Everyone I have contacted who has their molds loves them, says in the beginning you may have to spray with fake pam or mold release but after the first time or so you never have to even after washing. That the deviders in the beginning are tight and you have a hard time snapping them in and out but afterwards you will love them. So, I will keep you all updated.

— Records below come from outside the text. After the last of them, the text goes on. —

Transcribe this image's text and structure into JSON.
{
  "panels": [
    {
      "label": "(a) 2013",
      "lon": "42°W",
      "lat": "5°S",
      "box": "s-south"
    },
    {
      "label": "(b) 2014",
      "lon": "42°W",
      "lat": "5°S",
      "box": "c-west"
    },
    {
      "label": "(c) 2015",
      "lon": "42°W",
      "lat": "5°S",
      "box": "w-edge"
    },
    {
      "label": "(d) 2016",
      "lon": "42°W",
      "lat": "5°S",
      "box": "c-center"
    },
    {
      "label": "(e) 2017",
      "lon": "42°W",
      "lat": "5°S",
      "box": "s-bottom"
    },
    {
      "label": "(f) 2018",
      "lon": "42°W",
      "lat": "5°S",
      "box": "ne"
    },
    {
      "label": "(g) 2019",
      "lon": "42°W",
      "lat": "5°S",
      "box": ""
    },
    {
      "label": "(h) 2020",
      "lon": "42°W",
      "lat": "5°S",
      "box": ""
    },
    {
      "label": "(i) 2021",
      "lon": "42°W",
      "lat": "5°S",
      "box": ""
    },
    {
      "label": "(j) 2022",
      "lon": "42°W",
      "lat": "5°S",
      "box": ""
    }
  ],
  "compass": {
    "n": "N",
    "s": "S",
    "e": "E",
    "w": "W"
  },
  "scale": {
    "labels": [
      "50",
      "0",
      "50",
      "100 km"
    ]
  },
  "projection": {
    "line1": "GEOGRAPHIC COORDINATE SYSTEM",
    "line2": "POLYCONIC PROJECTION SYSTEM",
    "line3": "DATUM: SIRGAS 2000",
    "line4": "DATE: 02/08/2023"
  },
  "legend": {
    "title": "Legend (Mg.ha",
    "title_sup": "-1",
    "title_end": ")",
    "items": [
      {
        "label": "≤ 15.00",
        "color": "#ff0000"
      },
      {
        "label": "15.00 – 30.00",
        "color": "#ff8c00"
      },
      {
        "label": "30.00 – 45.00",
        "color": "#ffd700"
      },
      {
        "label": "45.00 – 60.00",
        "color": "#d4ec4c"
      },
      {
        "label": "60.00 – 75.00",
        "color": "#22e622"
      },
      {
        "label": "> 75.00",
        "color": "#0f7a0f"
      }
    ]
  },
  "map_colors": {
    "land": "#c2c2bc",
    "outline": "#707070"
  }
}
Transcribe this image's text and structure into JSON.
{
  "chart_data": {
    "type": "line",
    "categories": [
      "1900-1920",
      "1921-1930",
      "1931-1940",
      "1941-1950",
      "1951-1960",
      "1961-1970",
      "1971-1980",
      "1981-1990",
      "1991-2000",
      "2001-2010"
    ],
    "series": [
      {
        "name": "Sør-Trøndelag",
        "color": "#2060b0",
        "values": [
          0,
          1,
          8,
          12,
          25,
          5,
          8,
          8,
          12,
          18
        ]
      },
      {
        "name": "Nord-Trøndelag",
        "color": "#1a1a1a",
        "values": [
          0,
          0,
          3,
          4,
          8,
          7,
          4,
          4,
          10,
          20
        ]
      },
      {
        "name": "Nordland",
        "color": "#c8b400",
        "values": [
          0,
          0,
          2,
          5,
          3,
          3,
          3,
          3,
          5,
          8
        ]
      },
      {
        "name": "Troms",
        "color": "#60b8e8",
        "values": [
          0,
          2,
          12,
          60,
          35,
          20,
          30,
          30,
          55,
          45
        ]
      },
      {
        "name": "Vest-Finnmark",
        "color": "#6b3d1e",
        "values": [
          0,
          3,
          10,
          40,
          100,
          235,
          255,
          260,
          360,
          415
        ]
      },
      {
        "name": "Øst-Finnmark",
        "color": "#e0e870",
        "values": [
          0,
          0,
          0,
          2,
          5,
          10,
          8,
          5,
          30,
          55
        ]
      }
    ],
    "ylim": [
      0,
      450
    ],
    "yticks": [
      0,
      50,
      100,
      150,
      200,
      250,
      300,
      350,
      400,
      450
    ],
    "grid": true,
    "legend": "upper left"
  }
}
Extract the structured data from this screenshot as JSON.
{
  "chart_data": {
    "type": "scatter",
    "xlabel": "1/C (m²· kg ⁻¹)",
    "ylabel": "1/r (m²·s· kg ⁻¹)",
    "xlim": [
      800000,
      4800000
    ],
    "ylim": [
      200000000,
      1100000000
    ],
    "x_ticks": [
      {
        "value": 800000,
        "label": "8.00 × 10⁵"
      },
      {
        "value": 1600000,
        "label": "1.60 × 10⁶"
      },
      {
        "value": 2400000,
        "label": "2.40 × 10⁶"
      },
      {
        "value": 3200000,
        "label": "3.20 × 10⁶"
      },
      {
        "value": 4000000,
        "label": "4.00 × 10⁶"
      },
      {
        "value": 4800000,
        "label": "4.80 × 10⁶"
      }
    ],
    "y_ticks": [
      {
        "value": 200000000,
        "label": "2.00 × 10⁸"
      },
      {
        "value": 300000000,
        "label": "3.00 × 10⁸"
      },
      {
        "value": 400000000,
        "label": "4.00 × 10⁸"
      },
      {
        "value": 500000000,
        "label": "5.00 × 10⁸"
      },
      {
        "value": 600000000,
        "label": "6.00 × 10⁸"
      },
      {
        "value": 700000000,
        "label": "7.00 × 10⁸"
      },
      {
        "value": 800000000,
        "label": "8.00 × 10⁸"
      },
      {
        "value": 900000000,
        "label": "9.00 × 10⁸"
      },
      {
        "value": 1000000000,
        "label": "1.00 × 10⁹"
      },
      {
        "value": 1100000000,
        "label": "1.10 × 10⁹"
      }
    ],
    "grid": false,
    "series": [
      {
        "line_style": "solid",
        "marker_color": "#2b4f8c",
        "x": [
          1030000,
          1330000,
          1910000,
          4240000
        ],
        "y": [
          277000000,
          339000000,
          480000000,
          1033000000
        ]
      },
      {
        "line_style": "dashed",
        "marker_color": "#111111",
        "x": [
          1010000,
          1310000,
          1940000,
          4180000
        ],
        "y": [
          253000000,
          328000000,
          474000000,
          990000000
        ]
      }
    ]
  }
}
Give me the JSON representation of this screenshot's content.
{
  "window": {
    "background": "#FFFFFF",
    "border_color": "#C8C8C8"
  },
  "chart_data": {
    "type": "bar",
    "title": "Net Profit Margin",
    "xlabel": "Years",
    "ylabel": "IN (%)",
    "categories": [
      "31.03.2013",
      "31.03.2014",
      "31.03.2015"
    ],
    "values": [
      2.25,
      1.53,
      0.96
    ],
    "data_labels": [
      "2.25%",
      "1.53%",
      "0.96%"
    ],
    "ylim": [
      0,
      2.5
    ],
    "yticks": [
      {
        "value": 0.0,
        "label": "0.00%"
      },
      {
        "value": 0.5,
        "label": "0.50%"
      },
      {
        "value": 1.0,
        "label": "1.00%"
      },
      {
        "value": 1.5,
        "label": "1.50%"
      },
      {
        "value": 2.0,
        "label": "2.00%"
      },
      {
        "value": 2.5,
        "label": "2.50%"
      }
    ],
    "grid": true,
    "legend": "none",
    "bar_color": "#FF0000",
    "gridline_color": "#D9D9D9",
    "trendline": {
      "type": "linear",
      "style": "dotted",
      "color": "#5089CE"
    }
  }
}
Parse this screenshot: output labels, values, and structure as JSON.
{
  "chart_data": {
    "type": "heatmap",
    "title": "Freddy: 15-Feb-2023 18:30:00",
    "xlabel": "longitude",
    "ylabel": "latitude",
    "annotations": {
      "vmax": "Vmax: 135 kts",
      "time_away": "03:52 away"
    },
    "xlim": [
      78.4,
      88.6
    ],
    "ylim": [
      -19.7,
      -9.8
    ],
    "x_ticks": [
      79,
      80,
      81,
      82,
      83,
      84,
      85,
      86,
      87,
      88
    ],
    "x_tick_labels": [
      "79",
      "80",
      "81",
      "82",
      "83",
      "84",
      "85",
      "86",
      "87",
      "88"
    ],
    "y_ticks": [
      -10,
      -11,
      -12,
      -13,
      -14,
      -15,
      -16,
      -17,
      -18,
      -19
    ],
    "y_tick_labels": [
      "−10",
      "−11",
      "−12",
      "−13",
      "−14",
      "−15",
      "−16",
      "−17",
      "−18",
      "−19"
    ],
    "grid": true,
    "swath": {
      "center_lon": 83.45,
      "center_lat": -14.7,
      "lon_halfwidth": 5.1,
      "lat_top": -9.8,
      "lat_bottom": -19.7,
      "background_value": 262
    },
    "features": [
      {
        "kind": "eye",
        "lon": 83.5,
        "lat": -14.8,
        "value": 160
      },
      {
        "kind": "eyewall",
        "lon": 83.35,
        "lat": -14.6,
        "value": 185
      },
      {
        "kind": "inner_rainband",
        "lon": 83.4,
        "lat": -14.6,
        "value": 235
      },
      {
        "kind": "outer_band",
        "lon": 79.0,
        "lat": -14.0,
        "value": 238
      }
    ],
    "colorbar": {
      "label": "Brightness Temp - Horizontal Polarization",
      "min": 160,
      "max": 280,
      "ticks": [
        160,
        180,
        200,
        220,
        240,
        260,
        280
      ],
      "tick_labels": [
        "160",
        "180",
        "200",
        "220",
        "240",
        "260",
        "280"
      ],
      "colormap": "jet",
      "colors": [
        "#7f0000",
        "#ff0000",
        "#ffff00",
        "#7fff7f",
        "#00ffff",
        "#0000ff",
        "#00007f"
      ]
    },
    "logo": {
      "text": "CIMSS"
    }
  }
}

Sondra, I have my mold and my tubes and that is as far as it got with my kidding season from hell  Vicki


----------



## jimandpj (Mar 11, 2008)

Sondra - was it difficult getting the silicone smooth enough that you don't notice it in the final soap? Do you think it would work well with the Martha Molds? Mine have been used a lot and I'm noticing they're starting to stick a lot more.

Thanks,
PJ


----------



## Sondra (Oct 25, 2007)

no was not hard to do but like I said I used my fingers and wetted with water to smooth just like you would if you caulked a tub. nice and smooth. There is a thread in here I will go find so you can see the orginal topic.


----------



## Sondra (Oct 25, 2007)

http://dairygoatinfo.com/index.php/topic,1476.0.html


----------



## jimandpj (Mar 11, 2008)

Thanks Sondra, that was very helpful! 
PJ


----------



## Sondra (Oct 25, 2007)

my molds are curved so had to use my fingers.


----------